Kalkstrohmatratze: Liegen bringt Milch

Auf einem Strohbett liegen die Tiere lieber und häufiger ab als z. B. auf Gummimatten. So zirkuliert mehr Blut durch das Euter und die Milchsynthese wird angeregt. Das Bett verhindert zudem Sprunggelenks- und Strichverletzungen. Es gilt:

  • Je tiefer, desto komfortabler. 20 cm sollten es aber mindestens sein, damit eine kompakte Matratze entsteht.

  • Der Liegestand sollte nicht länger als 1,95 m sein. Für die untersten 10 cm eignet sich als Erstbefüllung Kälber-, Pferde- oder Kuhmist.

  • Im oberen Bereich sorgt eine Kalk-Stroh-Mischung für Trockenheit. Drücken Sie die Füllung gut an, damit eine kompakte Strohmatratze entsteht, z. B. mit einer Dämmungsplatte.

  • Streuen Sie im Euterbereich anschließend täglich mit Kalk, am besten Mikrokalk, ein. Mischen Sie den Kalk bei Zellzahlproblemen mit Desical. Streuen Sie zudem wöchentlich Stroh vorne in den Kniebereich ein. Bringen Sie etwas Geduld mit: Das Know-how für eine gute Strohmatratze kommt mit der Erfahrung. Die meisten Landwirte fühlen sich erst nach ca. einem Jahr routiniert in der Boxenpflege.

  • Passen Sie die Einstreu dem Entmistungssystem an.

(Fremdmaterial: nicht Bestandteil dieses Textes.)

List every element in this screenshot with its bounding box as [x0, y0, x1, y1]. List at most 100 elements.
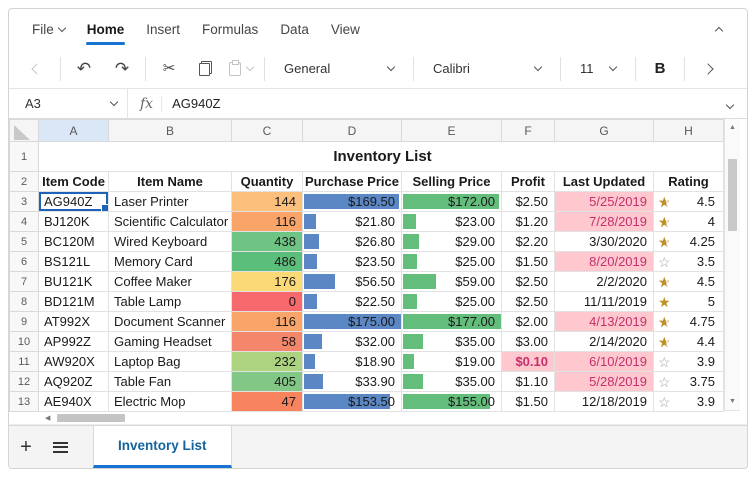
- row-header-4[interactable]: 4: [9, 211, 39, 232]
- cell[interactable]: 6/10/2019: [554, 351, 654, 372]
- cell[interactable]: ★ 5: [653, 291, 724, 312]
- cell[interactable]: ☆ 3.9: [653, 351, 724, 372]
- collapse-ribbon-button[interactable]: [705, 14, 733, 44]
- cell[interactable]: $33.90: [302, 371, 402, 392]
- column-header-E[interactable]: E: [401, 119, 502, 142]
- cell[interactable]: $19.00: [401, 351, 502, 372]
- cell[interactable]: Laptop Bag: [108, 351, 232, 372]
- cell[interactable]: AQ920Z: [38, 371, 109, 392]
- add-sheet-button[interactable]: +: [20, 435, 32, 458]
- expand-formula-bar-button[interactable]: [713, 96, 747, 111]
- cell[interactable]: Laser Printer: [108, 191, 232, 212]
- cell[interactable]: ☆★ 4: [653, 211, 724, 232]
- cell[interactable]: $1.50: [501, 391, 555, 412]
- cell[interactable]: 4/13/2019: [554, 311, 654, 332]
- cell[interactable]: 47: [231, 391, 303, 412]
- menu-item-home[interactable]: Home: [76, 9, 136, 49]
- row-header-3[interactable]: 3: [9, 191, 39, 212]
- cell[interactable]: $155.00: [401, 391, 502, 412]
- cell[interactable]: AT992X: [38, 311, 109, 332]
- cell[interactable]: ☆★ 4.5: [653, 191, 724, 212]
- cell[interactable]: BC120M: [38, 231, 109, 252]
- undo-button[interactable]: ↶: [70, 54, 98, 84]
- cell[interactable]: BU121K: [38, 271, 109, 292]
- cell[interactable]: $18.90: [302, 351, 402, 372]
- row-header-8[interactable]: 8: [9, 291, 39, 312]
- cell[interactable]: 0: [231, 291, 303, 312]
- sheet-title-cell[interactable]: Inventory List: [38, 141, 724, 172]
- cell[interactable]: Electric Mop: [108, 391, 232, 412]
- column-title-cell[interactable]: Profit: [501, 171, 555, 192]
- horizontal-scroll-thumb[interactable]: [57, 414, 125, 422]
- cell[interactable]: $25.00: [401, 251, 502, 272]
- cell[interactable]: ☆★ 4.25: [653, 231, 724, 252]
- paste-button[interactable]: [227, 54, 255, 84]
- row-header-1[interactable]: 1: [9, 141, 39, 172]
- column-header-F[interactable]: F: [501, 119, 555, 142]
- select-all-corner[interactable]: [9, 119, 39, 142]
- cell[interactable]: $23.00: [401, 211, 502, 232]
- cell[interactable]: 2/14/2020: [554, 331, 654, 352]
- cell[interactable]: 3/30/2020: [554, 231, 654, 252]
- vertical-scroll-thumb[interactable]: [728, 159, 737, 231]
- cell[interactable]: $2.50: [501, 291, 555, 312]
- cell[interactable]: Document Scanner: [108, 311, 232, 332]
- cell[interactable]: BS121L: [38, 251, 109, 272]
- cell[interactable]: 8/20/2019: [554, 251, 654, 272]
- cell[interactable]: $3.00: [501, 331, 555, 352]
- column-title-cell[interactable]: Purchase Price: [302, 171, 402, 192]
- cell[interactable]: Gaming Headset: [108, 331, 232, 352]
- redo-button[interactable]: ↷: [108, 54, 136, 84]
- copy-button[interactable]: [191, 54, 219, 84]
- cell[interactable]: $1.10: [501, 371, 555, 392]
- cell[interactable]: ☆ 3.75: [653, 371, 724, 392]
- column-header-D[interactable]: D: [302, 119, 402, 142]
- cell[interactable]: 11/11/2019: [554, 291, 654, 312]
- column-header-A[interactable]: A: [38, 119, 109, 142]
- row-header-5[interactable]: 5: [9, 231, 39, 252]
- cell[interactable]: $26.80: [302, 231, 402, 252]
- cell[interactable]: Scientific Calculator: [108, 211, 232, 232]
- cell[interactable]: Coffee Maker: [108, 271, 232, 292]
- cell[interactable]: 5/28/2019: [554, 371, 654, 392]
- row-header-6[interactable]: 6: [9, 251, 39, 272]
- cell[interactable]: AE940X: [38, 391, 109, 412]
- cell[interactable]: Wired Keyboard: [108, 231, 232, 252]
- cell[interactable]: 438: [231, 231, 303, 252]
- cell[interactable]: $2.50: [501, 271, 555, 292]
- cell[interactable]: $153.50: [302, 391, 402, 412]
- font-name-dropdown[interactable]: Calibri: [423, 54, 551, 84]
- column-header-B[interactable]: B: [108, 119, 232, 142]
- fx-icon[interactable]: fx: [140, 95, 154, 112]
- menu-item-insert[interactable]: Insert: [135, 9, 191, 49]
- cell[interactable]: $1.50: [501, 251, 555, 272]
- cell[interactable]: $22.50: [302, 291, 402, 312]
- cell[interactable]: $177.00: [401, 311, 502, 332]
- column-header-G[interactable]: G: [554, 119, 654, 142]
- cell[interactable]: $29.00: [401, 231, 502, 252]
- cell[interactable]: 176: [231, 271, 303, 292]
- formula-input[interactable]: AG940Z: [172, 96, 221, 111]
- cell[interactable]: 232: [231, 351, 303, 372]
- cell[interactable]: 116: [231, 211, 303, 232]
- cell[interactable]: $35.00: [401, 331, 502, 352]
- scroll-toolbar-left-button[interactable]: [23, 54, 51, 84]
- cell[interactable]: 12/18/2019: [554, 391, 654, 412]
- menu-item-file[interactable]: File: [21, 9, 76, 49]
- cell[interactable]: 7/28/2019: [554, 211, 654, 232]
- cell[interactable]: Table Lamp: [108, 291, 232, 312]
- cell[interactable]: $172.00: [401, 191, 502, 212]
- cell[interactable]: ☆ 3.9: [653, 391, 724, 412]
- scroll-down-icon[interactable]: ▼: [729, 398, 736, 405]
- column-title-cell[interactable]: Rating: [653, 171, 724, 192]
- scroll-toolbar-right-button[interactable]: [694, 54, 722, 84]
- cell[interactable]: 486: [231, 251, 303, 272]
- sheet-list-button[interactable]: [43, 426, 77, 468]
- cell[interactable]: 116: [231, 311, 303, 332]
- cell[interactable]: 58: [231, 331, 303, 352]
- cell[interactable]: Memory Card: [108, 251, 232, 272]
- column-header-H[interactable]: H: [653, 119, 724, 142]
- menu-item-data[interactable]: Data: [269, 9, 320, 49]
- cell[interactable]: BJ120K: [38, 211, 109, 232]
- name-box[interactable]: A3: [9, 89, 127, 118]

Bei einer Schwemmkanalentmistung bieten sich Häckselstroh oder Strohpellets an, bei Schubstangenentmistung auch Langstroh.

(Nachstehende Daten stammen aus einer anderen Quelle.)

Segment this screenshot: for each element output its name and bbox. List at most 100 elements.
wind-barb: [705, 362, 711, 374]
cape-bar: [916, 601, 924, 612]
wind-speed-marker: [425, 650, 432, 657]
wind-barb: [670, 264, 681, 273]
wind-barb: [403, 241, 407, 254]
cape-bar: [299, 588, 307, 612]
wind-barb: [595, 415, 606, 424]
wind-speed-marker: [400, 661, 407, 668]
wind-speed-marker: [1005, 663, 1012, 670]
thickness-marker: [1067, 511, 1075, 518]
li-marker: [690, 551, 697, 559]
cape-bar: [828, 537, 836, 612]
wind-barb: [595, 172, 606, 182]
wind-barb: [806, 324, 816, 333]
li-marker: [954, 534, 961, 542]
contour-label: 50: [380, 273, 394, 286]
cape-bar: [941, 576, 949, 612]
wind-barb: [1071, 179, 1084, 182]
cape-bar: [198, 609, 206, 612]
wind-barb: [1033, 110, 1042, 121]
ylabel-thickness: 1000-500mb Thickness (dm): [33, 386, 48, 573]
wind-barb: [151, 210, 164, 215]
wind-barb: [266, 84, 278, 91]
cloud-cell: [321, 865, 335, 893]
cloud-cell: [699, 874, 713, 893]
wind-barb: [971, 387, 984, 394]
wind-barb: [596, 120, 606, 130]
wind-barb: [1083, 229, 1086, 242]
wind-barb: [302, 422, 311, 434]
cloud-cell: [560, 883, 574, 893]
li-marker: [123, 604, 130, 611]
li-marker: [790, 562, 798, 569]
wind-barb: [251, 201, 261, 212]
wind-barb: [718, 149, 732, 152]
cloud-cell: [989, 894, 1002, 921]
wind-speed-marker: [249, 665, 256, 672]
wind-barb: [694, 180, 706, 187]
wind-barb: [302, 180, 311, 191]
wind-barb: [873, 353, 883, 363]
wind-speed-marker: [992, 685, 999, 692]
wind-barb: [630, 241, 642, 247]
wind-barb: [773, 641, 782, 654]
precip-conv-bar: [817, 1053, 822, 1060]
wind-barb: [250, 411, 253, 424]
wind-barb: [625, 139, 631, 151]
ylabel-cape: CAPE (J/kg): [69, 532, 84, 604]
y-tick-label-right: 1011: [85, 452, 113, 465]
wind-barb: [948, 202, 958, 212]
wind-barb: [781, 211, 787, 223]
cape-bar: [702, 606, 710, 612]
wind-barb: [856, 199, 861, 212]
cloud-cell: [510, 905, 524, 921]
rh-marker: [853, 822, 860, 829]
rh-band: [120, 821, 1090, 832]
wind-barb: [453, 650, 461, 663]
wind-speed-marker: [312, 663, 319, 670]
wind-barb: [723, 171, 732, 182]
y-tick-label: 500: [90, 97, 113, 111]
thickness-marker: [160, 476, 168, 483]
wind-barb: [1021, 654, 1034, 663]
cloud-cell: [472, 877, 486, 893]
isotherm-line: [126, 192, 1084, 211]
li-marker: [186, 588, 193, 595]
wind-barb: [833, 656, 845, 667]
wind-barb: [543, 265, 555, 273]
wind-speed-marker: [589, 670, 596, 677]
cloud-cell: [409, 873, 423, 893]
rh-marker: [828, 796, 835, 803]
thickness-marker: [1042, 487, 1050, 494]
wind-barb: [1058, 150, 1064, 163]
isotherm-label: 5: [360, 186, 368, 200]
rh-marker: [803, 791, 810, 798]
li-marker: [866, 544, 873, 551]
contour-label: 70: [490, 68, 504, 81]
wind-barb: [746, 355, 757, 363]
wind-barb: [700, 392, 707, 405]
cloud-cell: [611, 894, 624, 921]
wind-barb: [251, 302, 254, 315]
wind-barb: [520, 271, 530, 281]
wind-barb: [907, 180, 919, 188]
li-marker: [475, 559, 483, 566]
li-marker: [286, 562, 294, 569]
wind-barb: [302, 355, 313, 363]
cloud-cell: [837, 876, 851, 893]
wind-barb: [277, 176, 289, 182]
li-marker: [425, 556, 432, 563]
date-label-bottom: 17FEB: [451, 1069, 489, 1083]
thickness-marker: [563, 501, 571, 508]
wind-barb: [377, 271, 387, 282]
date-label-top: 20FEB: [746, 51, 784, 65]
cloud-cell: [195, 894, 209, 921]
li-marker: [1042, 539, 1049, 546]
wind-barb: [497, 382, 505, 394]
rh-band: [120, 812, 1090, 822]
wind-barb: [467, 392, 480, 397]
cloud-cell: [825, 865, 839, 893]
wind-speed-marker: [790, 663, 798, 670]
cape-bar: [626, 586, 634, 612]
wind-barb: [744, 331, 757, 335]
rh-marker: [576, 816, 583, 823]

Kopfraum: Mit Schwung auf die Beine

Damit die Kuh gerne liegt, muss sie wissen, dass sie danach gut aufstehen kann. Dafür braucht sie Kopf-Schwungraum. Die komfortabelste Lösung ist eine „Obenanbindung“ an einer Kette. Entfernen Sie zudem alle Zwischenabtrennungen und metallhaltige Einrichtungen. Die Anbindung per Karabiner zwischen Hals- und Anbindeband ist einfach zu betätigen. Weitere Tipps:

  • Die Nackenkette sollte auf einer Höhe von 1,2 m angebracht werden.

  • Eine in die Kette eingebaute Feder sorgt dafür, dass diese gut gespannt ist und gleichzeitig beweglich bleibt.

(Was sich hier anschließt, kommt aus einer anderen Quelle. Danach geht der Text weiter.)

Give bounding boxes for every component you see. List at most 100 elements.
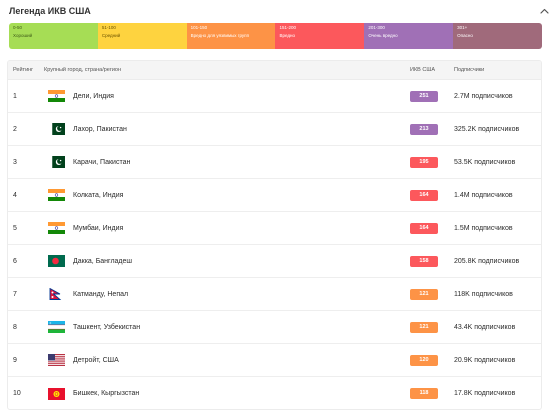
subscriber-count: 1.4M подписчиков <box>454 191 513 199</box>
legend-label: Очень вредно <box>368 32 398 38</box>
city-ranking-table: Рейтинг Крупный город, страна/регион ИКВ… <box>7 60 542 410</box>
row-aqi: 121 <box>410 288 454 300</box>
aqi-badge: 121 <box>410 288 438 300</box>
india-flag-icon <box>48 222 65 234</box>
legend-range: 0-50 <box>13 25 23 30</box>
legend-range: 151-200 <box>279 25 296 30</box>
row-aqi: 120 <box>410 354 454 366</box>
subscriber-count: 2.7M подписчиков <box>454 92 513 100</box>
subscriber-count: 205.8K подписчиков <box>454 257 520 265</box>
aqi-badge: 213 <box>410 123 438 135</box>
aqi-badge: 251 <box>410 90 438 102</box>
city-name[interactable]: Карачи, Пакистан <box>73 158 131 166</box>
row-city[interactable]: Детройт, США <box>44 354 410 366</box>
legend-title: Легенда ИКВ США <box>9 6 91 16</box>
subscriber-count: 325.2K подписчиков <box>454 125 520 133</box>
city-name[interactable]: Лахор, Пакистан <box>73 125 127 133</box>
row-rank: 9 <box>13 356 17 364</box>
uzbekistan-flag-icon <box>48 321 65 333</box>
row-subscribers: 53.5K подписчиков <box>454 159 541 166</box>
row-subscribers: 2.7M подписчиков <box>454 93 541 100</box>
row-rank: 5 <box>13 224 17 232</box>
legend-label: Вредно для уязвимых групп <box>190 32 250 38</box>
city-name[interactable]: Катманду, Непал <box>73 290 129 298</box>
row-rank: 7 <box>13 290 17 298</box>
city-name[interactable]: Детройт, США <box>73 356 119 364</box>
city-name[interactable]: Бишкек, Кыргызстан <box>73 390 140 397</box>
city-name[interactable]: Ташкент, Узбекистан <box>73 323 141 331</box>
table-row[interactable]: 9 Детройт, США 120 20.9K подписчиков <box>8 344 541 377</box>
row-subscribers: 325.2K подписчиков <box>454 126 541 133</box>
row-rank: 8 <box>13 323 17 331</box>
legend-segment: 151-200 Вредно <box>275 23 365 49</box>
legend-segment: 51-100 Средний <box>97 23 187 49</box>
row-aqi: 118 <box>410 388 454 399</box>
row-subscribers: 205.8K подписчиков <box>454 258 541 265</box>
table-row[interactable]: 4 Колката, Индия 164 1.4M подписчиков <box>8 179 541 212</box>
row-city[interactable]: Мумбаи, Индия <box>44 222 410 234</box>
row-rank: 3 <box>13 158 17 166</box>
row-aqi: 251 <box>410 90 454 102</box>
row-city[interactable]: Катманду, Непал <box>44 288 410 300</box>
row-city[interactable]: Бишкек, Кыргызстан <box>44 387 410 400</box>
row-aqi: 121 <box>410 321 454 333</box>
table-row[interactable]: 3 Карачи, Пакистан 195 53.5K подписчиков <box>8 146 541 179</box>
city-name[interactable]: Мумбаи, Индия <box>73 224 124 232</box>
aqi-badge: 120 <box>410 354 438 366</box>
row-city[interactable]: Ташкент, Узбекистан <box>44 321 410 333</box>
row-subscribers: 1.4M подписчиков <box>454 192 541 199</box>
legend-header[interactable]: Легенда ИКВ США <box>9 0 551 22</box>
subscriber-count: 118K подписчиков <box>454 290 513 298</box>
row-rank: 6 <box>13 257 17 265</box>
legend-range: 201-300 <box>368 25 385 30</box>
legend-segment: 301+ Опасно <box>453 23 542 49</box>
legend-range: 101-150 <box>190 25 208 30</box>
aqi-badge: 164 <box>410 222 438 234</box>
city-name[interactable]: Дакка, Бангладеш <box>73 257 133 265</box>
table-row[interactable]: 1 Дели, Индия 251 2.7M подписчиков <box>8 80 541 113</box>
row-rank: 1 <box>13 92 17 100</box>
row-rank: 10 <box>13 390 21 397</box>
subscriber-count: 1.5M подписчиков <box>454 224 513 232</box>
table-header: Рейтинг Крупный город, страна/регион ИКВ… <box>8 61 541 80</box>
city-name[interactable]: Колката, Индия <box>73 191 124 199</box>
aqi-badge: 158 <box>410 255 438 267</box>
bangladesh-flag-icon <box>48 255 65 267</box>
row-subscribers: 20.9K подписчиков <box>454 357 541 364</box>
row-subscribers: 118K подписчиков <box>454 291 541 298</box>
aqi-legend-bar: 0-50 Хороший 51-100 Средний 101-150 Вредно дл… <box>9 23 542 49</box>
row-aqi: 195 <box>410 156 454 168</box>
table-row[interactable]: 5 Мумбаи, Индия 164 1.5M подписчиков <box>8 212 541 245</box>
row-subscribers: 43.4K подписчиков <box>454 324 541 331</box>
subscriber-count: 17.8K подписчиков <box>454 390 516 397</box>
subscriber-count: 43.4K подписчиков <box>454 323 516 331</box>
legend-segment: 201-300 Очень вредно <box>364 23 454 49</box>
row-subscribers: 17.8K подписчиков <box>454 390 541 397</box>
row-city[interactable]: Лахор, Пакистан <box>44 123 410 135</box>
table-row[interactable]: 7 Катманду, Непал 121 118K подписчиков <box>8 278 541 311</box>
aqi-badge: 118 <box>410 388 438 399</box>
table-row[interactable]: 8 Ташкент, Узбекистан 121 43.4K подписчиков <box>8 311 541 344</box>
header-city: Крупный город, страна/регион <box>44 67 122 73</box>
row-aqi: 158 <box>410 255 454 267</box>
kyrgyzstan-flag-icon <box>48 387 65 400</box>
header-rank: Рейтинг <box>13 67 34 73</box>
row-city[interactable]: Карачи, Пакистан <box>44 156 410 168</box>
legend-range: 301+ <box>457 25 468 30</box>
table-row[interactable]: 2 Лахор, Пакистан 213 325.2K подписчиков <box>8 113 541 146</box>
chevron-up-icon[interactable] <box>537 4 551 18</box>
row-rank: 2 <box>13 125 17 133</box>
legend-range: 51-100 <box>101 25 116 30</box>
header-aqi: ИКВ США <box>410 67 436 73</box>
city-name[interactable]: Дели, Индия <box>73 92 114 100</box>
table-row[interactable]: 10 Бишкек, Кыргызстан 118 17.8K подписчиков <box>8 377 541 409</box>
usa-flag-icon <box>48 354 65 366</box>
row-aqi: 213 <box>410 123 454 135</box>
row-city[interactable]: Дакка, Бангладеш <box>44 255 410 267</box>
row-city[interactable]: Дели, Индия <box>44 90 410 102</box>
india-flag-icon <box>48 90 65 102</box>
header-subscribers: Подписчики <box>454 67 485 73</box>
row-city[interactable]: Колката, Индия <box>44 189 410 201</box>
table-row[interactable]: 6 Дакка, Бангладеш 158 205.8K подписчиков <box>8 245 541 278</box>
aqi-badge: 121 <box>410 321 438 333</box>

  • Befestigt man die Halsbänder mit einem Karabiner an der Kette, ist der Abstand zwischen den Kühen frei einstellbar.

  • Die Halsbänder sollen mindestens 60 cm lang sein, damit die Kühe gut aufstehen und den Kopf im Tiefschlaf auch auf den Bauch ablegen können.

  • Lassen Sie die Kuh, die am weitesten vom Ausgang entfernt steht, zuerst frei. So fürchten die Tiere nicht, den Anschluss zur Herde zu verlieren. Zudem drehen sie über den eigenen Platz ab und laufen über den Stallgang raus. So koten sie auf dem Weg zur Tür nicht auf den Liegebereich – das spart Arbeit. Zudem stellen sich die Kühe nach dem Auslauf ohne großes Suchen an den eigenen Platz zurück.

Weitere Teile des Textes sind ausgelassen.